Introduction to Inverse Theory
Measuring
In many areas of life we measure things, even without knowing, we measure our heart rate, the speed of our car, the amount of money in bank, the number of days to our next holiday. As humans, we love to measure. But what is typically of interest is not necessarily what we measure, the observations, but rather what infers about the underlying characteristics of what gave rise to those measurements. For instance, we might measure the size of a house and how many bedrooms and bathrooms it has. The purpose is not necessarily to know this information but to infer from it how good that house is, with the basic assumption here being that a bigger house is a better house, which is typically borne out by house prices. Not all problems are as simple, and indeed there is a lot more that goes into the value of a house than simply the number of rooms! Take, for example, reconstructing the internal structure of the earth from seismological observations. This spectrum of difficulty in problems has an underlying commonality though; that there is some reasoning or physics as to why those observations exists. For instance; house price is related to house size, or the physics behind the acoustic wave equation for the previous examples. As scientists have endeavored to determine, for thousands of years, this underlying order of the universe (and "things" in general); we tend to have a fairly good grasp of the physics that give rise to the observations. If we don't we can always approximate this or employ mathematical models to estimate the physics or reasoning.

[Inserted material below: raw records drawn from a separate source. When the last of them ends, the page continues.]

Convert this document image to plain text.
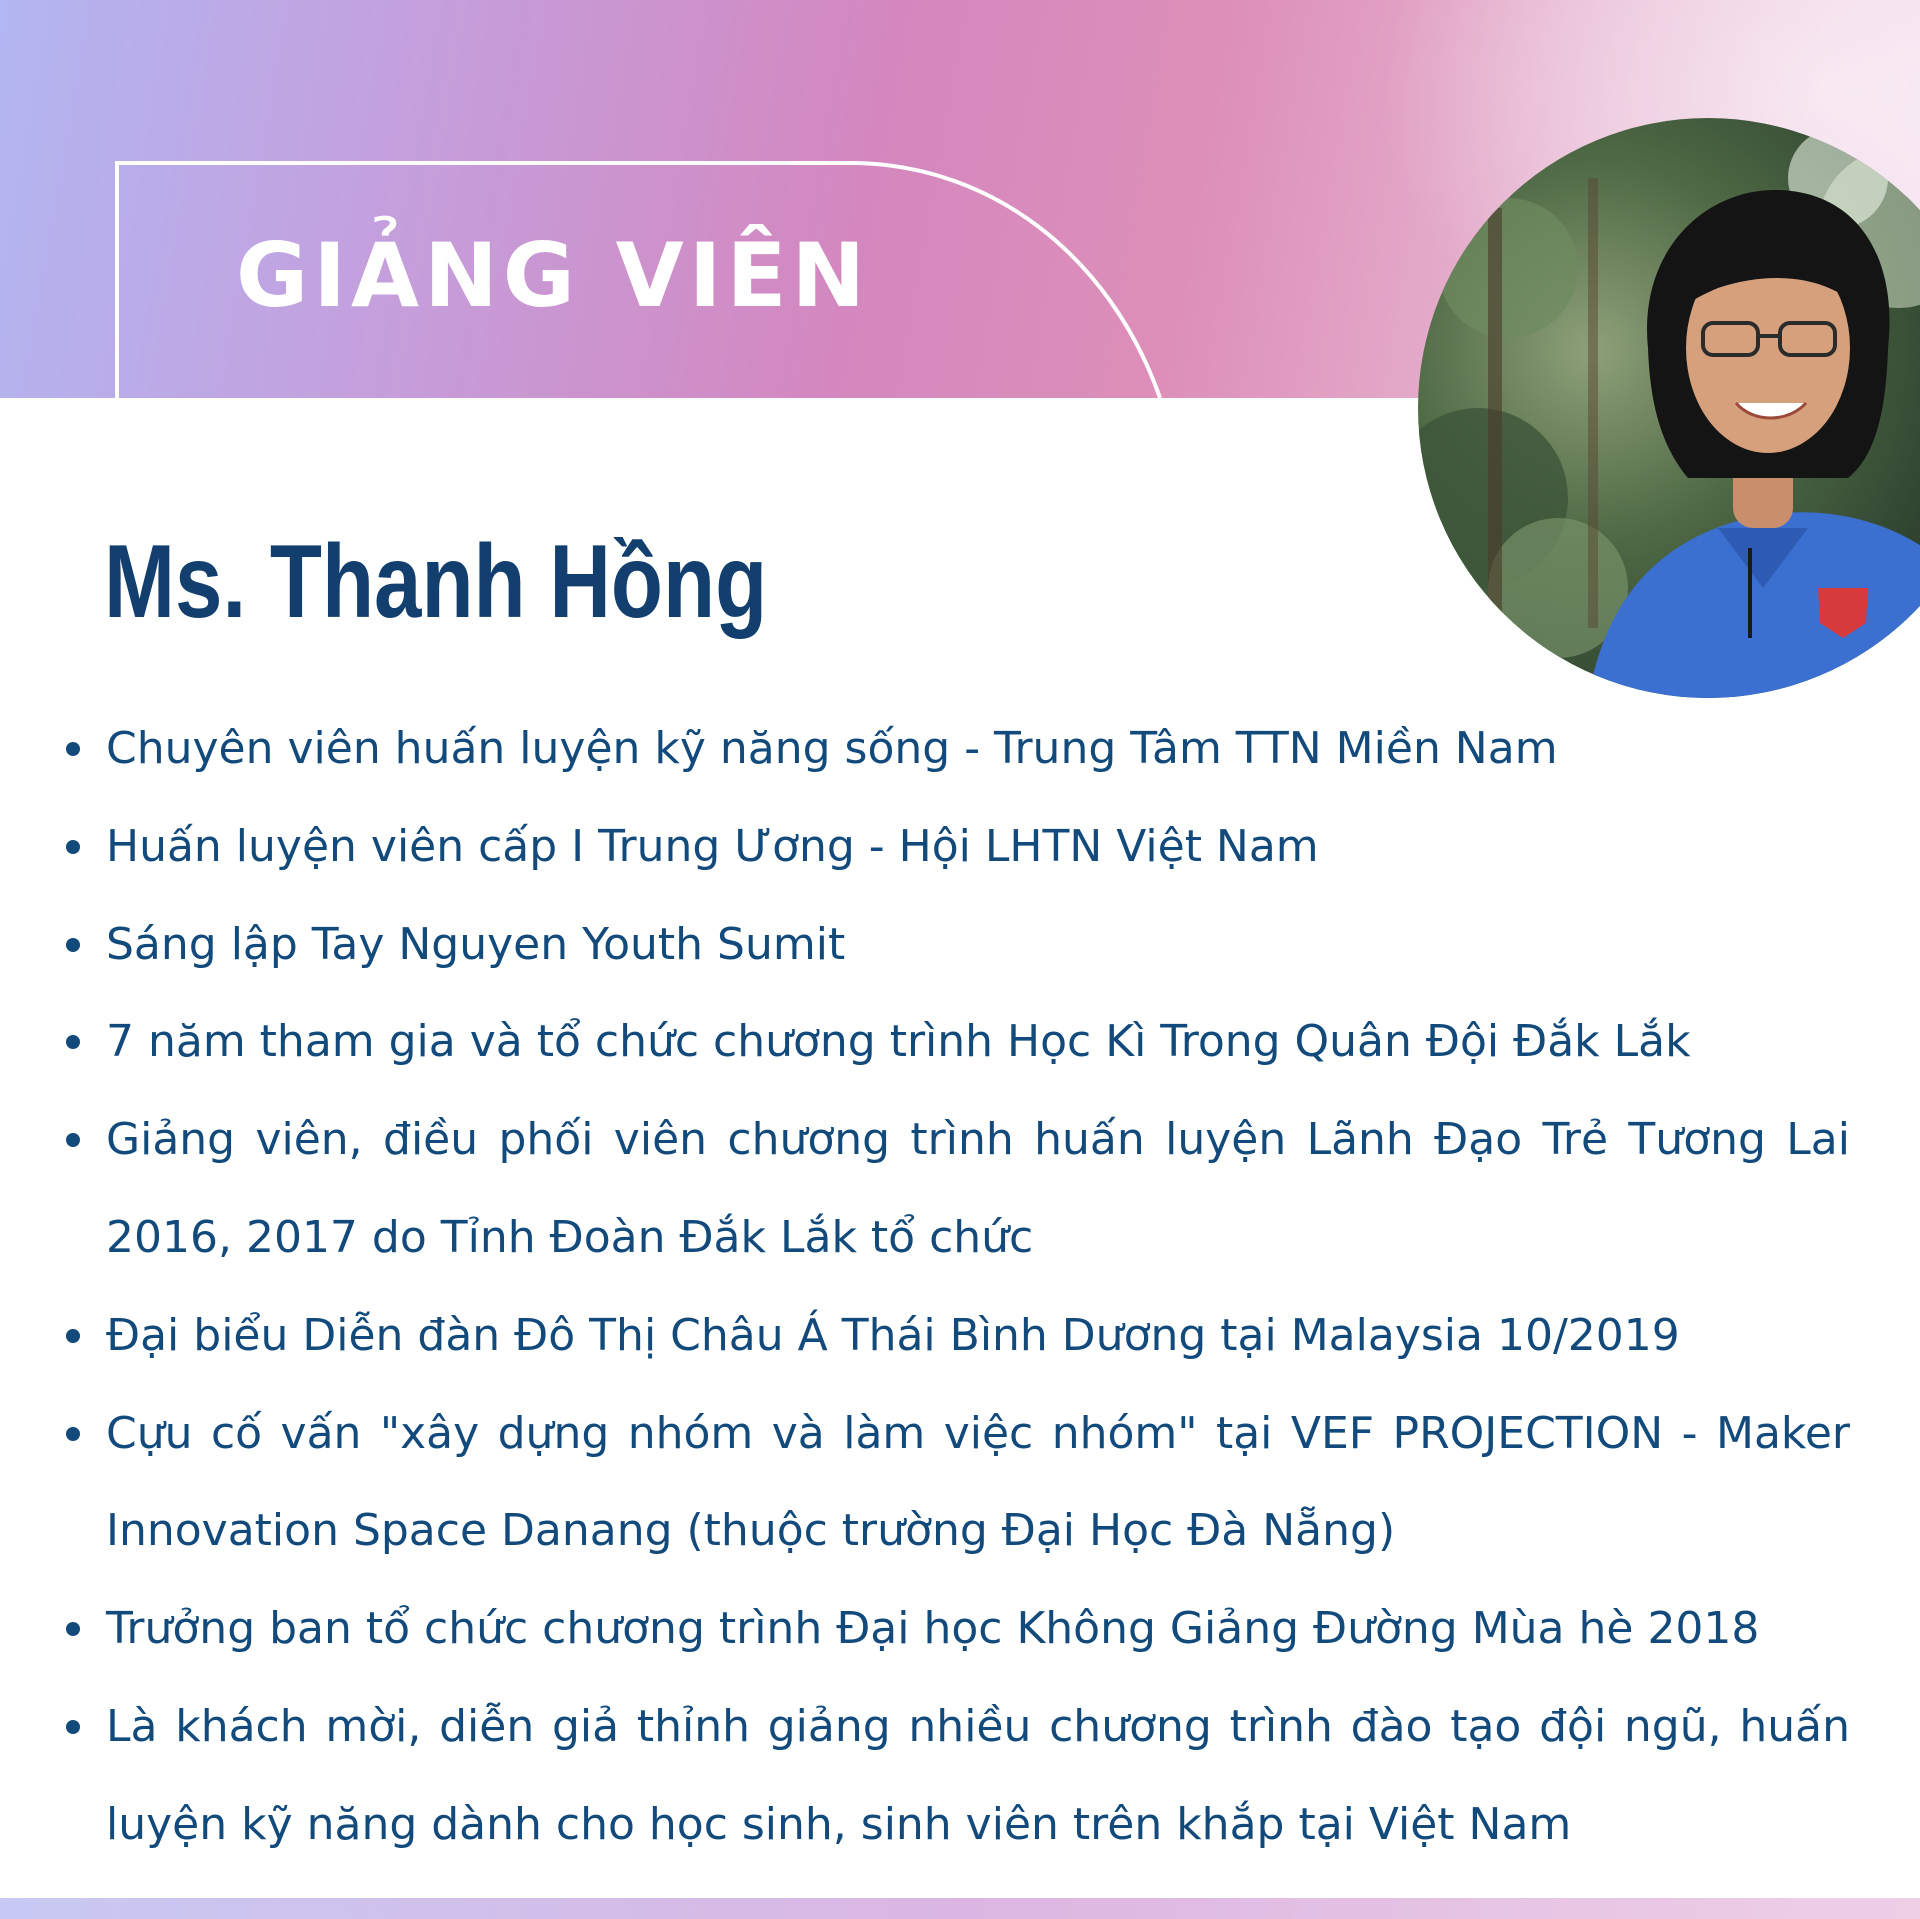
GIẢNG VIÊN
Ms. Thanh Hồng
Chuyên viên huấn luyện kỹ năng sống - Trung Tâm TTN Miền Nam
Huấn luyện viên cấp I Trung Ương - Hội LHTN Việt Nam
Sáng lập Tay Nguyen Youth Sumit
7 năm tham gia và tổ chức chương trình Học Kì Trong Quân Đội Đắk Lắk
Giảng viên, điều phối viên chương trình huấn luyện Lãnh Đạo Trẻ Tương Lai 2016, 2017 do Tỉnh Đoàn Đắk Lắk tổ chức
Đại biểu Diễn đàn Đô Thị Châu Á Thái Bình Dương tại Malaysia 10/2019
Cựu cố vấn "xây dựng nhóm và làm việc nhóm" tại VEF PROJECTION - Maker Innovation Space Danang (thuộc trường Đại Học Đà Nẵng)
Trưởng ban tổ chức chương trình Đại học Không Giảng Đường Mùa hè 2018
Là khách mời, diễn giả thỉnh giảng nhiều chương trình đào tạo đội ngũ, huấn luyện kỹ năng dành cho học sinh, sinh viên trên khắp tại Việt Nam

Measurements are cool, but we're really interested in what gave rise to them
We are thus left with some observations and some approximation of the reasoning or physics that gave rise to
these observations but not the thing we really want; the conditions that gave rise to those observations. In
most circumstances, understanding these conditions is the end goal. For instance, we may observation some
amount of Xrays at various detectors but it is the reconstructed computerized tomography (CT) image (which
gave rise to the variation in amplitude of energy received at each receiver) that is important. It isn't the
seismograph responses that are useful but what they can tell us about the epicenter of the earthquake that
gave rise to the seismic activity. Beyond this, by knowing the conditions that gave rise to the current
observations, we can predict into the future (with varying degrees of accuracy) also.
An approach to determining these conditions, typically called model variables, from the observations (also
called data, measurements, and other such names) and knowledge the physics or reasoning that lead to the
observations is called inversion, but you will also see it referred to as optimization. Due to it being a
key aspect of operational research then this may also get confused with inversion (operational research
would also include other areas such as time series analysis and statistical modelling).
Relation to data science and modelling
In many problems in data science, it concerns itself with finding an approximation of that physics/reasoning
that maps between some input model data, and some output decision; does this photo (input) contain a cat
(yes/no, the result). Neural networks, for instance, do this by finding approximating that physics/reasoning
with some complex network of weights and simple transforms which are to be determined. By contrast,
inversion takes the output and a best guess of teh physics/reasoning that gave rise to those outputs to
determine what the initial conditions were.
In this respect, we can see some problems as having three parts; an input, some mappings or transformations
which represent the physics or reasoning, and some output. The missing component determines what approach to
take to; if you are missing knowledge of the mapping then use data science, if you don't know the initial
conditions or input then use inversion, and if you don't know the results then you can forward model the
inputs through the transformation to predict the output.